‘De Beers Blue’ diamond fetches HK$451 million at Sotheby’s Hong Kong

Auction of “De Beers Blue” in Hong Kong

Courtesy of Sotheby’s

Text size

“De Beers Blue”, a 15.1-carat fancy vivid blue diamond, sold for 451 million Hong Kong dollars ($57.47 million) at a Sotheby’s auction on Tuesday night in Hong Kong, marking one of the highest prices ever for diamonds of any color on the open market.

The diamond, the largest of its kind to be auctioned, attracted four bidders. After an eight-minute bidding battle, the gem went to a customer on the phone with Wenhao Yu, president of jewelry and watches at Sotheby’s Asia.

“It’s hard to imagine a diamond that exemplifies the term ‘vivid blue’ better than this exceptional stone,” Yu said in a statement. “It is fitting that a diamond of this caliber – now the third most valuable diamond of any color to be auctioned – launches our first major jewelry auction of the year.”

The final price, well above its pre-sale estimate of HK$380 million, was just short of the current record of $57.54 million for a blue diamond, achieved by the 14-year-old “Oppenheimer Blue”. .62 carats at a Christie’s auction in May 2016 in Geneva.

The highest price fetched by a diamond of any color was HK$553 million for the Pink Star, a 59.6-carat oval-shaped fancy vivid pink diamond, sold in April 2017 at Sotheby’s Hong Kong.

Portrait of Dora Maar by Picasso in 1930

Courtesy of Sotheby’s

Masterpieces Offered at Evening Auction Sold Within or Above Estimates

Ahead of the auction of a single lot of ‘De Beers Blue’ on Tuesday night, Sotheby’s held its annual spring auction of modern art, featuring masterpieces by Western artists, such as Pablo Picasso and Marc Chagall, and Chinese artists such as Chen Yifei, Wu Guanzhong and Zao Wou-Ki.

The top lot, Picasso’s 1939 portrait of his lover and muse Dora Maar, sold for HK$169.4 million, against a pre-sale estimate of HK$138 million. The portrait was the first depicting Marr to be offered in Asia, Sotheby’s said when announcing the offer earlier this month.

On Wednesday night, the top lots from Sotheby’s Contemporary Art sale also fetched prices within their pre-sale estimates.

Sculpture by Louise Bourgeois Spider IV, sold for HK$129 million, against a pre-sale estimate of between HK$120 and 150 million; Yoshitomo Nara’s painting, Weirdly comfortable, went for HK$112 million, under its pre-sale estimate between HK$80 million and 120 million; and Gerhard Richter
Summary Picture sold for HK$36.7 million, just above its presale low estimate of HK$35 million.

One of the flagship lots of the contemporary art sale, Jean-Michel Basquiat
water worshiperwith an estimate of between HK$62 million and 93 million, however, failed to sell at Wednesday night’s live auction, according to Sotheby’s website.

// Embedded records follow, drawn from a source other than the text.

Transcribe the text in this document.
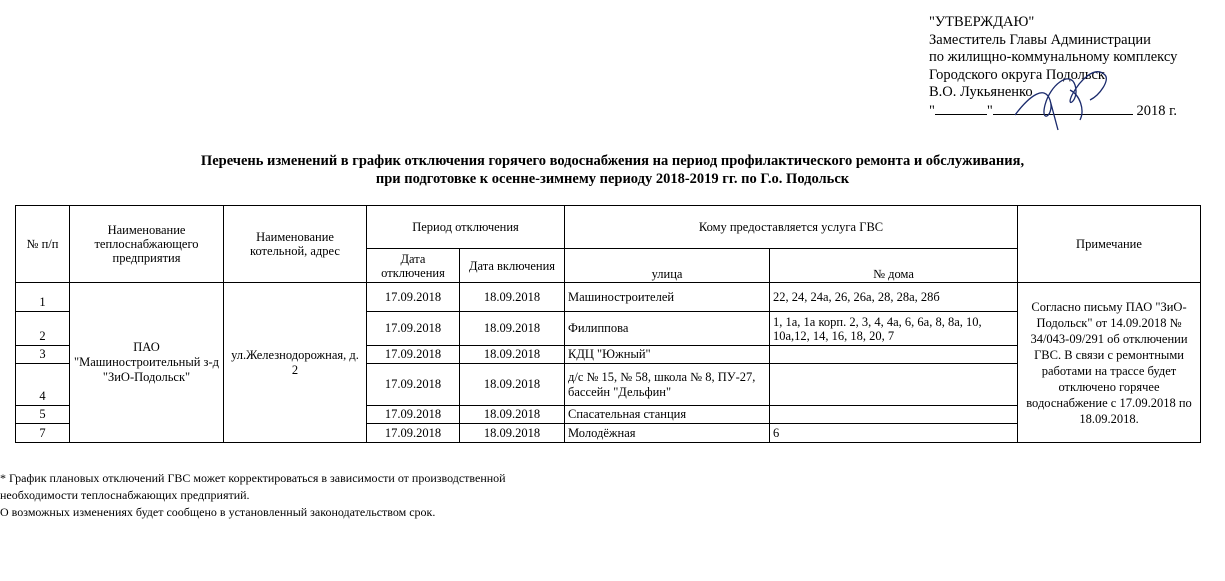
"УТВЕРЖДАЮ"
Заместитель Главы Администрации
по жилищно-коммунальному комплексу
Городского округа Подольск
В.О. Лукьяненко
"	"	2018 г.
Перечень изменений в график отключения горячего водоснабжения на период профилактического ремонта и обслуживания,
при подготовке к осенне-зимнему периоду 2018-2019 гг. по Г.о. Подольск
№ п/п	Наименование теплоснабжающего предприятия	Наименование котельной, адрес	Период отключения		Кому предоставляется услуга ГВС		Примечание
			Дата отключения	Дата включения	улица	№ дома	
1	ПАО "Машиностроительный з-д "ЗиО-Подольск"	ул.Железнодорожная, д. 2	17.09.2018	18.09.2018	Машиностроителей	22, 24, 24а, 26, 26а, 28, 28а, 28б	Согласно письму ПАО "ЗиО-Подольск" от 14.09.2018 № 34/043-09/291 об отключении ГВС. В связи с ремонтными работами на трассе будет отключено горячее водоснабжение с 17.09.2018 по 18.09.2018.
2			17.09.2018	18.09.2018	Филиппова	1, 1а, 1а корп. 2, 3, 4, 4а, 6, 6а, 8, 8а, 10, 10а,12, 14, 16, 18, 20, 7	
3			17.09.2018	18.09.2018	КДЦ "Южный"		
4			17.09.2018	18.09.2018	д/с № 15, № 58, школа № 8, ПУ-27, бассейн "Дельфин"		
5			17.09.2018	18.09.2018	Спасательная станция		
7			17.09.2018	18.09.2018	Молодёжная	6	
* График плановых отключений ГВС может корректироваться в зависимости от производственной
необходимости теплоснабжающих предприятий.
О возможных изменениях будет сообщено в установленный законодательством срок.
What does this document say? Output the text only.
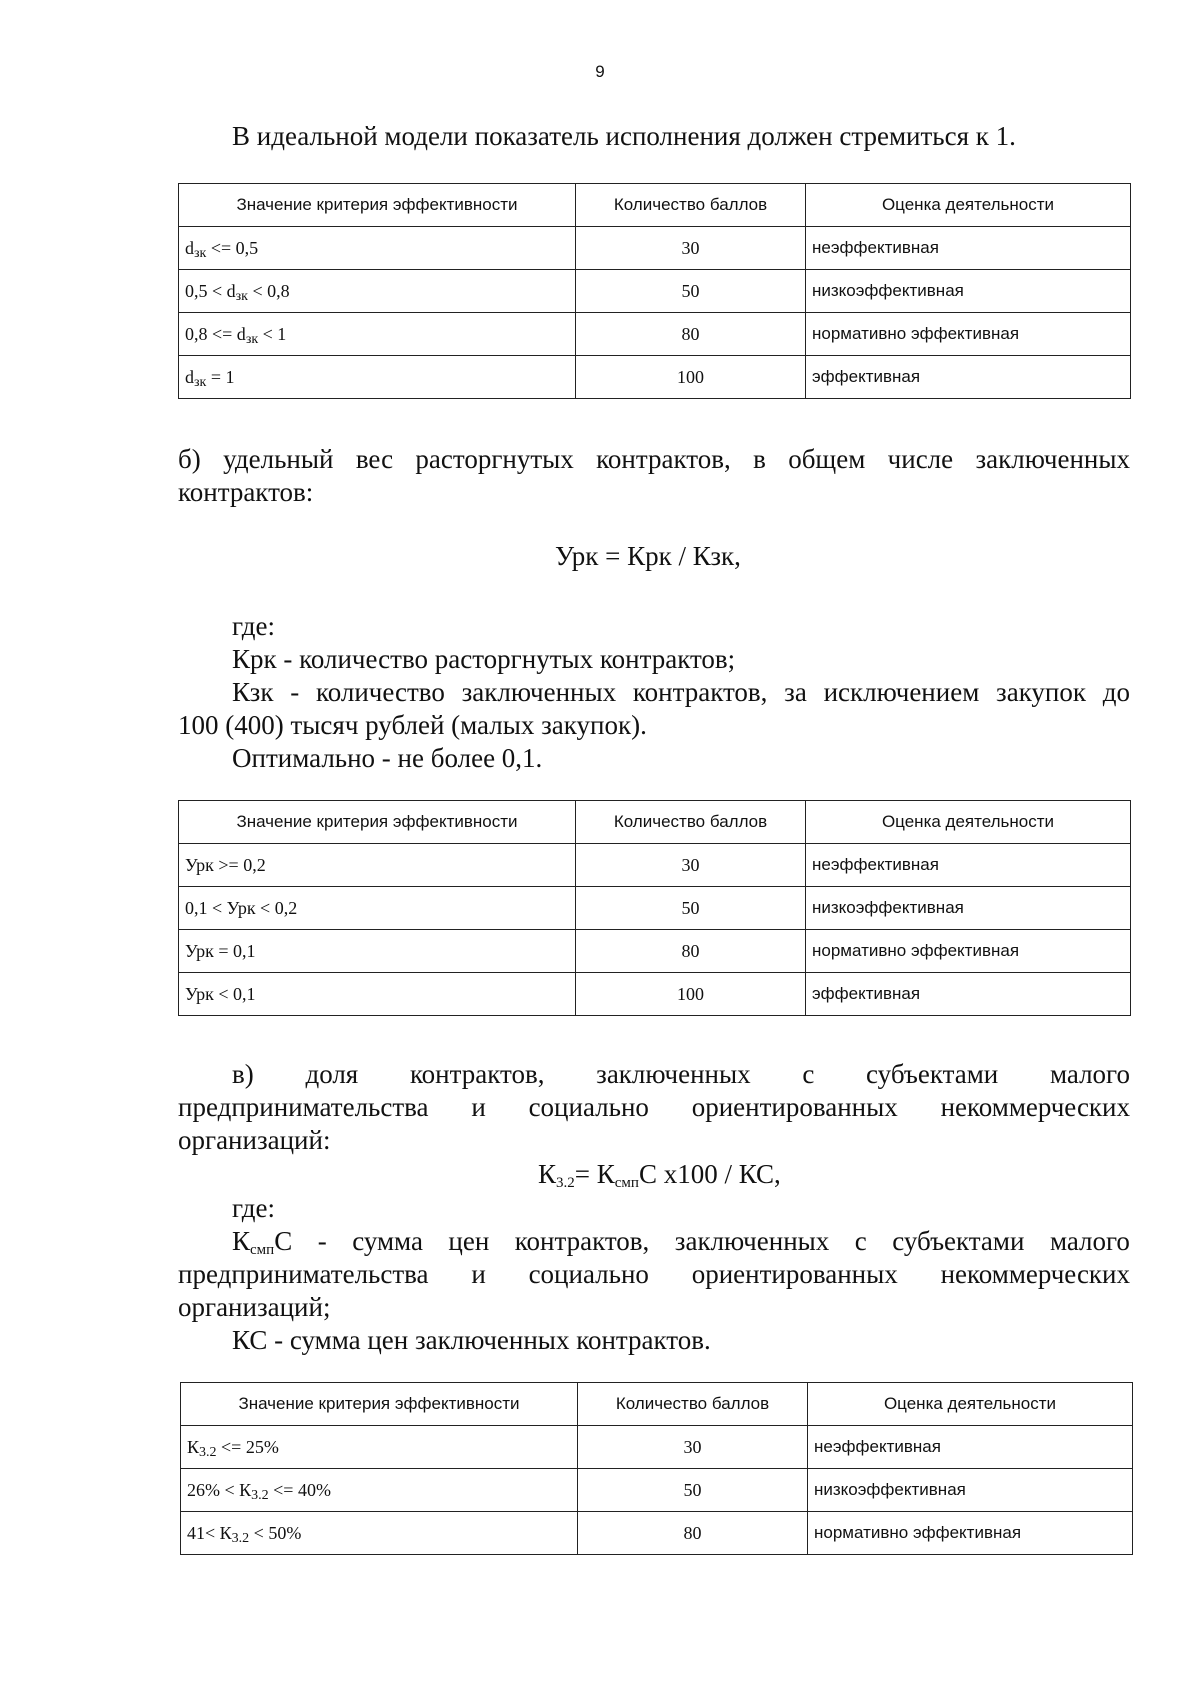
9
В идеальной модели показатель исполнения должен стремиться к 1.
Значение критерия эффективности	Количество баллов	Оценка деятельности
$d_{зк} <= 0,5$	30	неэффективная
$0,5 < d_{зк} < 0,8$	50	низкоэффективная
$0,8 <= d_{зк} < 1$	80	нормативно эффективная
$d_{зк} = 1$	100	эффективная
б) удельный вес расторгнутых контрактов, в общем числе заключенных
контрактов:
Урк = Крк / Кзк,
где:
Крк - количество расторгнутых контрактов;
Кзк - количество заключенных контрактов, за исключением закупок до
100 (400) тысяч рублей (малых закупок).
Оптимально - не более 0,1.
Значение критерия эффективности	Количество баллов	Оценка деятельности
Урк >= 0,2	30	неэффективная
0,1 < Урк < 0,2	50	низкоэффективная
Урк = 0,1	80	нормативно эффективная
Урк < 0,1	100	эффективная
в) доля контрактов, заключенных с субъектами малого
предпринимательства и социально ориентированных некоммерческих
организаций:
$К_{3.2}= К_{смп}С$ х100 / КС,
где:
$К_{смп}С$ - сумма цен контрактов, заключенных с субъектами малого
предпринимательства и социально ориентированных некоммерческих
организаций;
КС - сумма цен заключенных контрактов.
Значение критерия эффективности	Количество баллов	Оценка деятельности
$К_{3.2} <= 25\%$	30	неэффективная
$26\% < К_{3.2} <= 40\%$	50	низкоэффективная
$41< К_{3.2} < 50\%$	80	нормативно эффективная
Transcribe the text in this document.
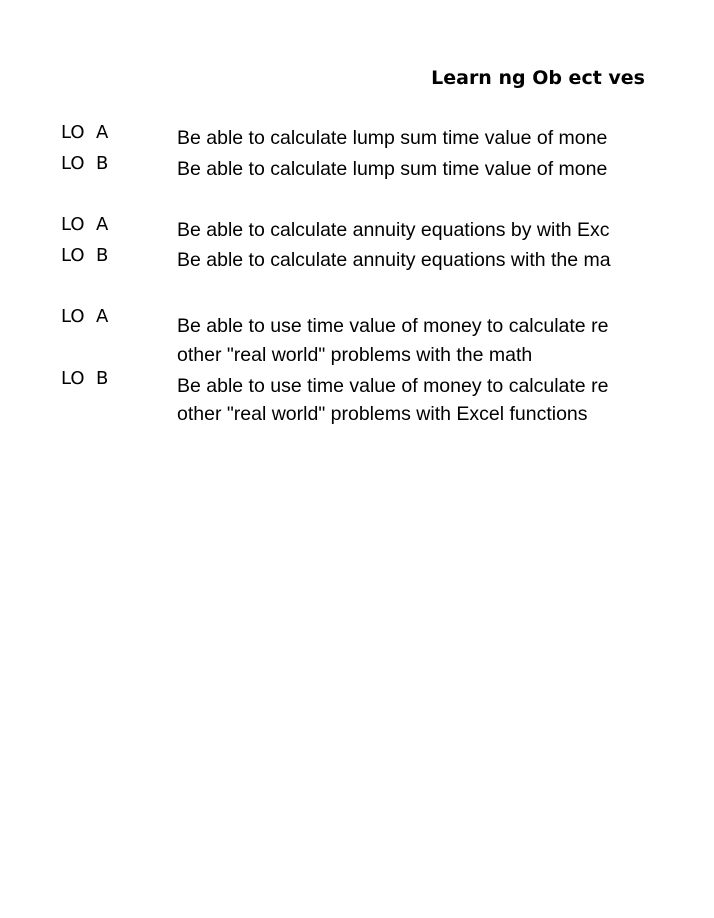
Learn ng Ob ect ves
LO  A	Be able to calculate lump sum time value of mone
LO  B	Be able to calculate lump sum time value of mone
LO  A	Be able to calculate annuity equations by with Exc
LO  B	Be able to calculate annuity equations with the ma
LO  A	Be able to use time value of money to calculate re
other "real world" problems with the math
LO  B	Be able to use time value of money to calculate re
other "real world" problems with Excel functions
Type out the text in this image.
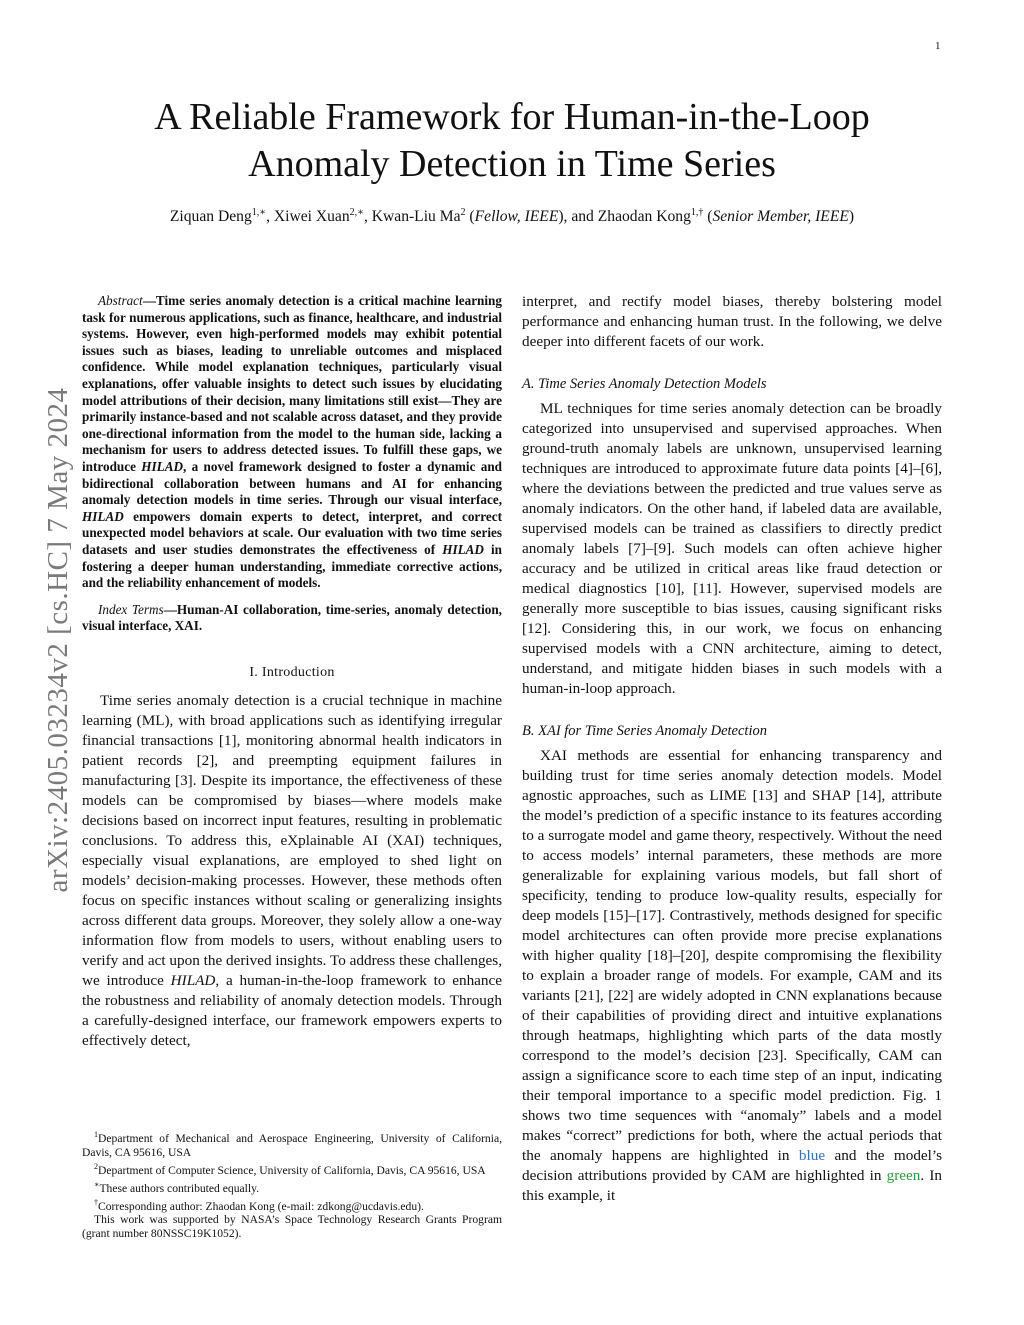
1
arXiv:2405.03234v2 [cs.HC] 7 May 2024
A Reliable Framework for Human-in-the-Loop Anomaly Detection in Time Series
Ziquan Deng$^{1,∗}$, Xiwei Xuan$^{2,∗}$, Kwan-Liu Ma$^2$ (Fellow, IEEE), and Zhaodan Kong$^{1,\dagger}$ (Senior Member, IEEE)

Abstract—Time series anomaly detection is a critical machine learning task for numerous applications, such as finance, healthcare, and industrial systems. However, even high-performed models may exhibit potential issues such as biases, leading to unreliable outcomes and misplaced confidence. While model explanation techniques, particularly visual explanations, offer valuable insights to detect such issues by elucidating model attributions of their decision, many limitations still exist—They are primarily instance-based and not scalable across dataset, and they provide one-directional information from the model to the human side, lacking a mechanism for users to address detected issues. To fulfill these gaps, we introduce HILAD, a novel framework designed to foster a dynamic and bidirectional collaboration between humans and AI for enhancing anomaly detection models in time series. Through our visual interface, HILAD empowers domain experts to detect, interpret, and correct unexpected model behaviors at scale. Our evaluation with two time series datasets and user studies demonstrates the effectiveness of HILAD in fostering a deeper human understanding, immediate corrective actions, and the reliability enhancement of models.

Index Terms—Human-AI collaboration, time-series, anomaly detection, visual interface, XAI.

I. Introduction

Time series anomaly detection is a crucial technique in machine learning (ML), with broad applications such as identifying irregular financial transactions [1], monitoring abnormal health indicators in patient records [2], and preempting equipment failures in manufacturing [3]. Despite its importance, the effectiveness of these models can be compromised by biases—where models make decisions based on incorrect input features, resulting in problematic conclusions. To address this, eXplainable AI (XAI) techniques, especially visual explanations, are employed to shed light on models’ decision-making processes. However, these methods often focus on specific instances without scaling or generalizing insights across different data groups. Moreover, they solely allow a one-way information flow from models to users, without enabling users to verify and act upon the derived insights. To address these challenges, we introduce HILAD, a human-in-the-loop framework to enhance the robustness and reliability of anomaly detection models. Through a carefully-designed interface, our framework empowers experts to effectively detect,

$^1$Department of Mechanical and Aerospace Engineering, University of California, Davis, CA 95616, USA

$^2$Department of Computer Science, University of California, Davis, CA 95616, USA

∗These authors contributed equally.

†Corresponding author: Zhaodan Kong (e-mail: zdkong@ucdavis.edu).

This work was supported by NASA’s Space Technology Research Grants Program (grant number 80NSSC19K1052).

interpret, and rectify model biases, thereby bolstering model performance and enhancing human trust. In the following, we delve deeper into different facets of our work.

A. Time Series Anomaly Detection Models

ML techniques for time series anomaly detection can be broadly categorized into unsupervised and supervised approaches. When ground-truth anomaly labels are unknown, unsupervised learning techniques are introduced to approximate future data points [4]–[6], where the deviations between the predicted and true values serve as anomaly indicators. On the other hand, if labeled data are available, supervised models can be trained as classifiers to directly predict anomaly labels [7]–[9]. Such models can often achieve higher accuracy and be utilized in critical areas like fraud detection or medical diagnostics [10], [11]. However, supervised models are generally more susceptible to bias issues, causing significant risks [12]. Considering this, in our work, we focus on enhancing supervised models with a CNN architecture, aiming to detect, understand, and mitigate hidden biases in such models with a human-in-loop approach.

B. XAI for Time Series Anomaly Detection

XAI methods are essential for enhancing transparency and building trust for time series anomaly detection models. Model agnostic approaches, such as LIME [13] and SHAP [14], attribute the model’s prediction of a specific instance to its features according to a surrogate model and game theory, respectively. Without the need to access models’ internal parameters, these methods are more generalizable for explaining various models, but fall short of specificity, tending to produce low-quality results, especially for deep models [15]–[17]. Contrastively, methods designed for specific model architectures can often provide more precise explanations with higher quality [18]–[20], despite compromising the flexibility to explain a broader range of models. For example, CAM and its variants [21], [22] are widely adopted in CNN explanations because of their capabilities of providing direct and intuitive explanations through heatmaps, highlighting which parts of the data mostly correspond to the model’s decision [23]. Specifically, CAM can assign a significance score to each time step of an input, indicating their temporal importance to a specific model prediction. Fig. 1 shows two time sequences with “anomaly” labels and a model makes “correct” predictions for both, where the actual periods that the anomaly happens are highlighted in blue and the model’s decision attributions provided by CAM are highlighted in green. In this example, it
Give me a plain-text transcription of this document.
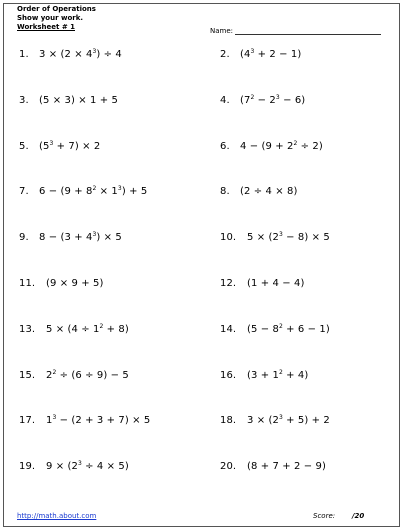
Order of Operations
Show your work.
Worksheet # 1	Name:
1. $3 \times (2 \times 4^3) \div 4$	2. $(4^3 + 2 - 1)$
3. (5 × 3) × 1 + 5	4. $(7^2 - 2^3 - 6)$
5. $(5^3 + 7) \times 2$	6. $4 - (9 + 2^2 \div 2)$
7. $6 - (9 + 8^2 \times 1^3) + 5$	8. (2 ÷ 4 × 8)
9. $8 - (3 + 4^3) \times 5$	10. $5 \times (2^3 - 8) \times 5$
11. (9 × 9 + 5)	12. (1 + 4 − 4)
13. $5 \times (4 \div 1^2 + 8)$	14. $(5 - 8^2 + 6 - 1)$
15. $2^2 \div (6 \div 9) - 5$	16. $(3 + 1^2 + 4)$
17. $1^3 - (2 + 3 + 7) \times 5$	18. $3 \times (2^3 + 5) + 2$
19. $9 \times (2^3 \div 4 \times 5)$	20. (8 + 7 + 2 − 9)
http://math.about.com	Score: /20
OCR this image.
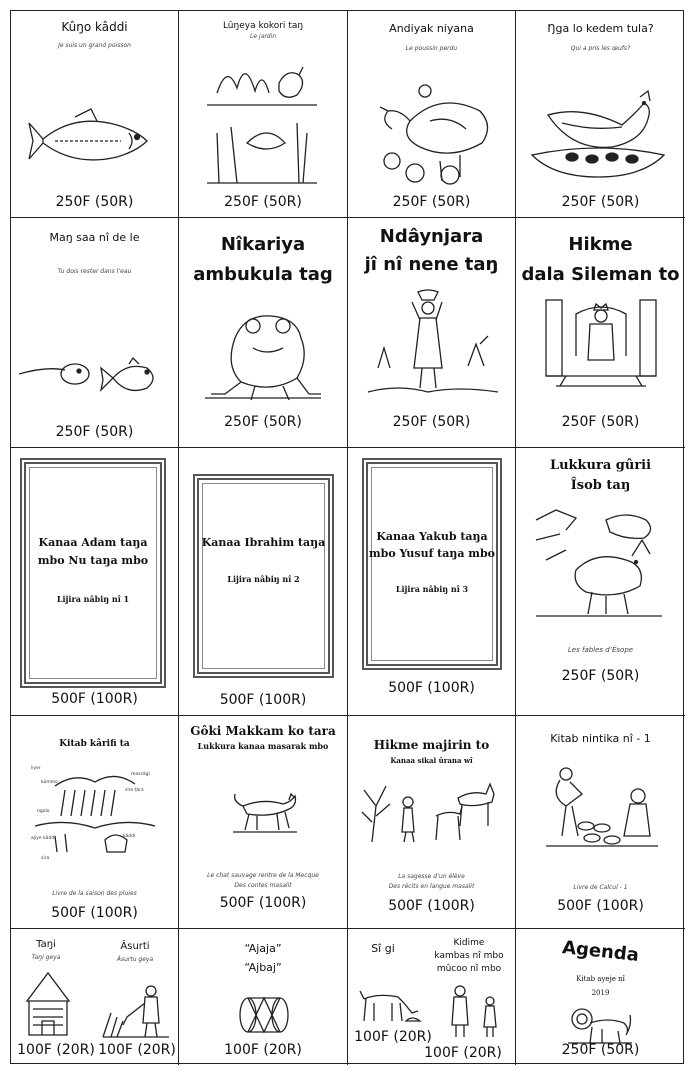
Kûŋo kâddi
Je suis un grand poisson
250F (50R)
Lûŋeya kokori taŋ
Le jardin
250F (50R)
Andiyak niyana
Le poussin perdu
250F (50R)
Ŋga lo kedem tula?
Qui a pris les œufs?
250F (50R)
Maŋ saa nî de le
Tu dois rester dans l’eau
250F (50R)
Nîkariya
ambukula tag
250F (50R)
Ndâynjara
jî nî nene taŋ
250F (50R)
Hikme
dala Sileman to
250F (50R)
Kanaa Adam taŋa
mbo Nu taŋa mbo
Lijira nâbiŋ nî 1
500F (100R)
Kanaa Ibrahim taŋa
Lijira nâbiŋ nî 2
500F (100R)
Kanaa Yakub taŋa
mbo Yusuf taŋa mbo
Lijira nâbiŋ nî 3
500F (100R)
Lukkura gûrii
Îsob taŋ
Les fables d’Ésope
250F (50R)
Kitab kârifi ta
liyer
massâgi
kûmmo
sîre târa
ngolo
ajiye kâddi	kâddi
sira
Livre de la saison des pluies
500F (100R)
Gôki Makkam ko tara
Lukkura kanaa masarak mbo
Le chat sauvage rentre de la Mecque
Des contes masalit
500F (100R)
Hikme majirin to
Kanaa sikal ûrana wî
La sagesse d’un élève
Des récits en langue masalit
500F (100R)
Kitab nintika nî - 1
Livre de Calcul - 1
500F (100R)
Taŋi
Taŋi geya
Âsurti
Âsurtu geya
100F (20R) 100F (20R)
“Ajaja”
“Ajbaj”
100F (20R)
Sî gi	Kidime
kambas nî mbo
mûcoo nî mbo
100F (20R)
100F (20R)
Agenda
Kitab ayeje nî
2019
250F (50R)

Several of Basquiat’s paintings will be featured in this year’s spring sales at major auction houses amid a boom in his works. His 1982 triptych Portrait of the artist as a young wreck will be offered at Christie’s May sale of contemporary art in New York, with a presale estimate of over $30 million. Phillips, on behalf of renowned entrepreneur and art collector Yusaku Maezawa, will auction Basquiat’s Untitled, 1982 on May 18 in New York, which is expected to sell for around $70 million.

Spider IV

Courtesy of Sotheby’s

Highlights of the Sotheby’s Contemporary Art Sale in New York

The performance of the contemporary art market will be put to the test again at Sotheby’s evening auction on May 19 in New York.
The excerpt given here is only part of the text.